3. Ethics - considering all 3 leading ethical theories (utilitarianism, virtue ethics and deontology) OWASP's mission to improve software security through Open Source initiatives and community education are best served by promoting economic commons in software, which in the context of the likely 70% of the world's population threatened by the failure of asymmetric algorithms and the long timescales needed to prepare, translates into needing to provide maximum clarity both about the relative importance of cryptographic failures, about the urgency of starting to transition now and about how specifically to prepare. Providing this clarity in the OWASP Top 10:2025 fulfils OWASPs mission and established ways of working (deontologically ethical), maximises the value of OWASP's publications to the greatest number of people and in the highest impact technology domain (since effective cryptography is the only technical mechanism by which data can be reliably and provably secured when it is outside one's physical possession) thereby satisfying utilitarian ethics and also satisfies virtue ethics because many (if not all of) the people people involved in researching, developing and implementing Open Source and royalty free PQC solutions (including ourselves and I am sure including all OWASP volunteers working in the cryptographic domain) are motivated primarily not by commercial considerations but by ensuring that people around the world continue to be able to communicate securely and trust software not to allow undetected interception of their private communications.

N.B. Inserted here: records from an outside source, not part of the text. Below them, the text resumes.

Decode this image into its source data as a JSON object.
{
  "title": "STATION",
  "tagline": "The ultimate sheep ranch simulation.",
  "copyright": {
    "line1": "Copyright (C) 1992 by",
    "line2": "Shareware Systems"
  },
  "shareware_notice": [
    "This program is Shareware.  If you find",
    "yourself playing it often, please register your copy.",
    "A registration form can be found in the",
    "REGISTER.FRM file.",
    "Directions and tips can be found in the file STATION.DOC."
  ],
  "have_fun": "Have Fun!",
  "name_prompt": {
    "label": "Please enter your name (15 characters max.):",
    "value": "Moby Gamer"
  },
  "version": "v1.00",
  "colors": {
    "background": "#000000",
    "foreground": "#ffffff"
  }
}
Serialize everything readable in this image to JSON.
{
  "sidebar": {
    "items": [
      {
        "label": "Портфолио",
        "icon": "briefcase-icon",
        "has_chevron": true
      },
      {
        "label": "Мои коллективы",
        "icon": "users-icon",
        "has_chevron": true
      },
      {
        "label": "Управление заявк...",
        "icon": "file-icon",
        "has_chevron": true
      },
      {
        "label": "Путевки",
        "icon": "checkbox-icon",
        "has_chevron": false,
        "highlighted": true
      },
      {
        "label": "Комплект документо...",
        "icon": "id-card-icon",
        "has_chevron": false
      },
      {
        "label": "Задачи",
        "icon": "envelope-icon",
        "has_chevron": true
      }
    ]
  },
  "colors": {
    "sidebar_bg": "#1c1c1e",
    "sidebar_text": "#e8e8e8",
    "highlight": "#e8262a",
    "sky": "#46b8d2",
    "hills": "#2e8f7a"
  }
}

Trusting that these further arguments help better to explain why 2025 is not the year that Cryptographic Failures should be going down in the OWASP Top 10 rank order. Hopefully, if OWASP ranks them higher this year then by the time the next OWASP Top 10 is published in 2028/29/30 so much will have been achieved that Cryptographic Failures can then drop out of the Top 10 entirely!

[shehackspurple]

Hello all. @infosecdad might want to weigh in on this some more, but the data we received, and the feedback from the community, put Cryptographic failures at that spot. Without data (submitted to us) and without consistent community feedback that show that it needs to be higher, I can't see us changing it. I will let others comment though.